Source: Redfin (September 2023)
“The allure of second homes has diminished as many companies–including big ones like Amazon, Apple, Disney and JPMorgan– call workers back to the office, at least part of the time…Buying a vacation home to rent it out on a short-term rental site like Airbnb may be less attractive than it once was. Local governments including New York City are instituting new short-term rental regulations, like new taxes and strict permitting, that cut into profits and make the business more difficult.”
Lily Katz, also of Redfin, reports on pending home sales and which markets are experiencing the biggest moves amidst record-high interest rates. Here are some highlights:
- In Boise, ID, pending sales fell 70.5% year over year, more than any other metro Redfin analyzed.

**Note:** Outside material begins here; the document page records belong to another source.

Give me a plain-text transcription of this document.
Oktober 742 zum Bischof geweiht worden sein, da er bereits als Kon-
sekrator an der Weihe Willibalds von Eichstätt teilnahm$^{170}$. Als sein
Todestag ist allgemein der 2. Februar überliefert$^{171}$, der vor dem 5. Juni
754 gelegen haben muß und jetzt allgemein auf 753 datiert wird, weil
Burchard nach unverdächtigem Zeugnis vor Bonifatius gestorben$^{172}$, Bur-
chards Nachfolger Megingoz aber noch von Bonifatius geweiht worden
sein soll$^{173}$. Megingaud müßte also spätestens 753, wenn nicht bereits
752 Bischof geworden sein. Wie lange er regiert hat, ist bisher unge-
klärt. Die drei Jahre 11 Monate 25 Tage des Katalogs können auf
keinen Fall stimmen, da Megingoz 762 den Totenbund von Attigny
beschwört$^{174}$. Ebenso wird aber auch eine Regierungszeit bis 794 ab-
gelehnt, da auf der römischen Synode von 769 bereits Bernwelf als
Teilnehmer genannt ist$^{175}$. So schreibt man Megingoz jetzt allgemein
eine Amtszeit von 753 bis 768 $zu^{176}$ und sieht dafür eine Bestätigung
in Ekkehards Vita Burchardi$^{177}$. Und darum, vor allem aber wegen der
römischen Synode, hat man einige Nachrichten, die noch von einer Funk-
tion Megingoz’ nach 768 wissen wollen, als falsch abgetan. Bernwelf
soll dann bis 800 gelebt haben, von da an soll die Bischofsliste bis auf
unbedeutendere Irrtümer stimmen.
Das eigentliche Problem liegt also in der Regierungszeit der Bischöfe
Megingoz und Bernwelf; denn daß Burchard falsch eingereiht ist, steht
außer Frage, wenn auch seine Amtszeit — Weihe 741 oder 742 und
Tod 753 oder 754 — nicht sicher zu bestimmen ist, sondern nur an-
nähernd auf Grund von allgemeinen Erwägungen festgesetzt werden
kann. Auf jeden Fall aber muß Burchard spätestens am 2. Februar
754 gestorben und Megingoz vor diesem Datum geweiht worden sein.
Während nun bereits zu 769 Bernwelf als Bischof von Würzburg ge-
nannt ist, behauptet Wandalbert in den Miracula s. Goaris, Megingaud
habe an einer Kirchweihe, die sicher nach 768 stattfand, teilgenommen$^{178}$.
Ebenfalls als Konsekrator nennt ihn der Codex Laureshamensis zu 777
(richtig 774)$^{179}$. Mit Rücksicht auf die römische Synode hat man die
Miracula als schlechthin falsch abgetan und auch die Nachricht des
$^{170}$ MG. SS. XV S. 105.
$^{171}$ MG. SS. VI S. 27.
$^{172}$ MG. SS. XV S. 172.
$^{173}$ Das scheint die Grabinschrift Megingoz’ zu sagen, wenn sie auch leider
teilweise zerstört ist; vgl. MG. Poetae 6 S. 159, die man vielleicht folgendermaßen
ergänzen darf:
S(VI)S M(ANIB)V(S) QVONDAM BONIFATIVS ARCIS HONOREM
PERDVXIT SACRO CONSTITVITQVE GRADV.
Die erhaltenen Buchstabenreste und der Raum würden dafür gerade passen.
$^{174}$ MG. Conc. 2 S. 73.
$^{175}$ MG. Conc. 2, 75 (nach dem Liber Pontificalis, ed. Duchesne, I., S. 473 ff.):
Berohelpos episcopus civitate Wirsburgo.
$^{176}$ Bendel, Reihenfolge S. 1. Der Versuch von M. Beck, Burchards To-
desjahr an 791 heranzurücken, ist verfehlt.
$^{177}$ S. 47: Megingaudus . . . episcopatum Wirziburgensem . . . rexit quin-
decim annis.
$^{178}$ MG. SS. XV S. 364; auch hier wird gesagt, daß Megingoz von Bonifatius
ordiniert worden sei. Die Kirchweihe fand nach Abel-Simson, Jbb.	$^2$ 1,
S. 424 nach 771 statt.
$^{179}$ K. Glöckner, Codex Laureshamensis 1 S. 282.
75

Next came Hartford, CT (-57.3%) and New Haven, CT (-55.8%).
- In Bridgeport, CT, closed home sales dropped 25.9% year over year, more than any other metro Redfin analyzed. Next came Stockton, CA (-25.8%) and Tacoma, WA (-25.7%).
- Median sale prices fell in 15 metros, with the steepest declines in Austin, TX (-7%), Boise (-5.8%), and Fort Worth, TX (-2.7%).
- New listings fell most from a year earlier in Hartford (-46.7%), Allentown, PA (-46.6%), and New Haven (-38.8%).